L’Indépendant, 20 novembre 1990, par Serge Bonnery
À l’orée du silence
Il règne sur l’arrière-pays ligurien un silence monacal. À peine entend-on une cloche. Et le sifflement qui donne au vent ses notes méditerranéennes. C’est ici, autour de cette falaise peuplée d’ombres à l’heure violette, que Francesco Biamonti situe son roman L’Ange d’Avrigue.
L’histoire est celle de Gregorio, un marin rongé par l’angoisse des traversées, et qui attend. À Avrigue, tout d’ailleurs est attente. Et mort. La mort brutale d’un jeune garçon, Jean-Pierre, retrouvé au pied de la falaise. Ne dirait-on point qu’il dort ? Mais c’est la drogue qui l’a tué. Ou autre chose.
Gregorio cherche plus à comprendre qu’à connaître le pourquoi de cette mort. Il devient le regard des autres. Qu’il pose sur chaque signe d’un lent glissement vers le rien. Un jour, à force de marches, les paysages d’Avrigue se confondent. Les visages. Et les mots de ceux qui disent encore. Ou simplement parlent. En attendant.
L’Ange d’Avrigue est un long poème. Dans la lignée des Montale et Caproni ce roman se situe à l’orée du silence.

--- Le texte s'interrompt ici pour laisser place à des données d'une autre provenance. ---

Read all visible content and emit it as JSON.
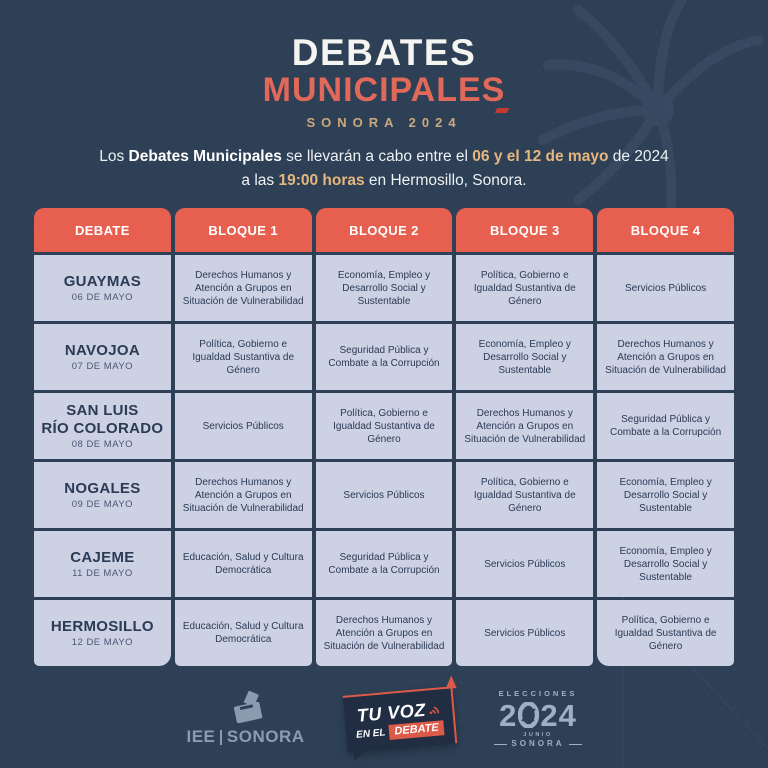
{
  "colors": {
    "background": "#2d4056",
    "header_red": "#e7604f",
    "cell_lavender": "#ccd1e3",
    "cell_text_navy": "#2b3a55",
    "title_coral": "#e0695a",
    "gold": "#cda87c",
    "footer_steel": "#8b9cb1"
  },
  "title": {
    "line1": "DEBATES",
    "line2": "MUNICIPALES",
    "tagline": "SONORA 2024"
  },
  "intro": {
    "pre": "Los ",
    "bold1": "Debates Municipales",
    "mid1": " se llevarán a cabo entre el ",
    "highlight1": "06 y el 12 de mayo",
    "mid2": " de 2024",
    "line2_pre": "a las ",
    "highlight2": "19:00 horas",
    "line2_post": " en Hermosillo, Sonora."
  },
  "table": {
    "headers": [
      "DEBATE",
      "BLOQUE 1",
      "BLOQUE 2",
      "BLOQUE 3",
      "BLOQUE 4"
    ],
    "rows": [
      {
        "city": "GUAYMAS",
        "date": "06 DE MAYO",
        "blocks": [
          "Derechos Humanos y Atención a Grupos en Situación de Vulnerabilidad",
          "Economía, Empleo y Desarrollo Social y Sustentable",
          "Política, Gobierno e Igualdad Sustantiva de Género",
          "Servicios Públicos"
        ]
      },
      {
        "city": "NAVOJOA",
        "date": "07 DE MAYO",
        "blocks": [
          "Política, Gobierno e Igualdad Sustantiva de Género",
          "Seguridad Pública y Combate a la Corrupción",
          "Economía, Empleo y Desarrollo Social y Sustentable",
          "Derechos Humanos y Atención a Grupos en Situación de Vulnerabilidad"
        ]
      },
      {
        "city": "SAN LUIS\nRÍO COLORADO",
        "date": "08 DE MAYO",
        "blocks": [
          "Servicios Públicos",
          "Política, Gobierno e Igualdad Sustantiva de Género",
          "Derechos Humanos y Atención a Grupos en Situación de Vulnerabilidad",
          "Seguridad Pública y Combate a la Corrupción"
        ]
      },
      {
        "city": "NOGALES",
        "date": "09 DE MAYO",
        "blocks": [
          "Derechos Humanos y Atención a Grupos en Situación de Vulnerabilidad",
          "Servicios Públicos",
          "Política, Gobierno e Igualdad Sustantiva de Género",
          "Economía, Empleo y Desarrollo Social y Sustentable"
        ]
      },
      {
        "city": "CAJEME",
        "date": "11 DE MAYO",
        "blocks": [
          "Educación, Salud y Cultura Democrática",
          "Seguridad Pública y Combate a la Corrupción",
          "Servicios Públicos",
          "Economía, Empleo y Desarrollo Social y Sustentable"
        ]
      },
      {
        "city": "HERMOSILLO",
        "date": "12 DE MAYO",
        "blocks": [
          "Educación, Salud y Cultura Democrática",
          "Derechos Humanos y Atención a Grupos en Situación de Vulnerabilidad",
          "Servicios Públicos",
          "Política, Gobierno e Igualdad Sustantiva de Género"
        ]
      }
    ]
  },
  "footer": {
    "iee": {
      "icon": "ballot-box-icon",
      "text_left": "IEE",
      "text_right": "SONORA"
    },
    "tuvoz": {
      "icon": "sound-waves-icon",
      "line1": "TU VOZ",
      "line2_small": "EN EL",
      "line2_badge": "DEBATE"
    },
    "elecciones": {
      "icon": "iee-emblem-icon",
      "top": "ELECCIONES",
      "year_pre": "2",
      "year_post": "24",
      "small": "JUNIO",
      "bottom": "SONORA"
    }
  }
}
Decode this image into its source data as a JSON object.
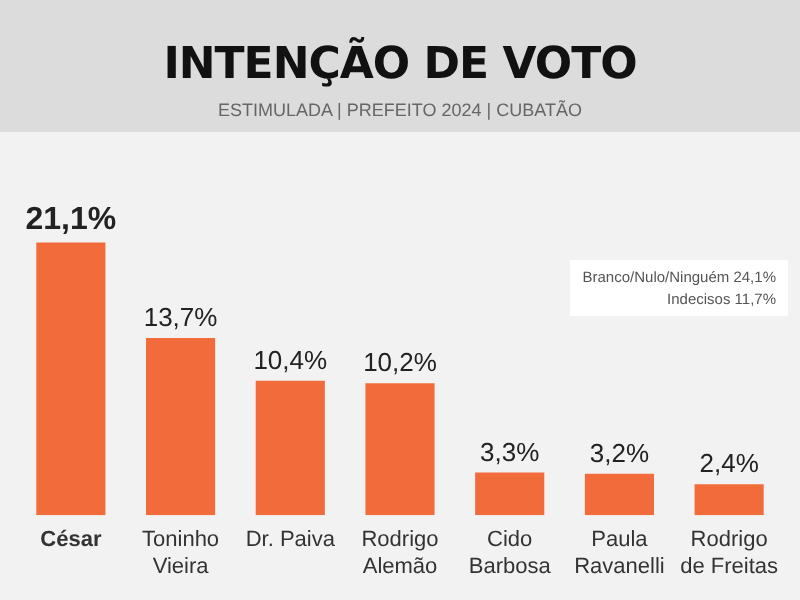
{
  "chart_data": {
    "type": "bar",
    "title": "INTENÇÃO DE VOTO",
    "subtitle": "ESTIMULADA | PREFEITO 2024 | CUBATÃO",
    "categories": [
      "César",
      "Toninho\nVieira",
      "Dr. Paiva",
      "Rodrigo\nAlemão",
      "Cido\nBarbosa",
      "Paula\nRavanelli",
      "Rodrigo\nde Freitas"
    ],
    "values": [
      21.1,
      13.7,
      10.4,
      10.2,
      3.3,
      3.2,
      2.4
    ],
    "value_labels": [
      "21,1%",
      "13,7%",
      "10,4%",
      "10,2%",
      "3,3%",
      "3,2%",
      "2,4%"
    ],
    "color": "#f26b3a",
    "annotations": [
      "Branco/Nulo/Ninguém 24,1%",
      "Indecisos 11,7%"
    ],
    "grid": false,
    "legend": false
  }
}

Tout de confidences murmurées. De gestes ébauchés, avec pudeur, par des personnages que la mort saisit au vif.
« Le soir, ils allèrent dîner à Poggioscuro, sur le contrefort qui barre, au Nord, le val Creuse. Poggioscuro, village perché, n’est pas abrité et murmure sans cesse dans le vent du soir. L’auberge est un peu à l’écart, dans un bosquet de chênes verts qu’ils parcoururent à pied. » Le roman de Francesco Biamonti est un chant de la terre, dernière demeure de ceux qui n’ont plus rien.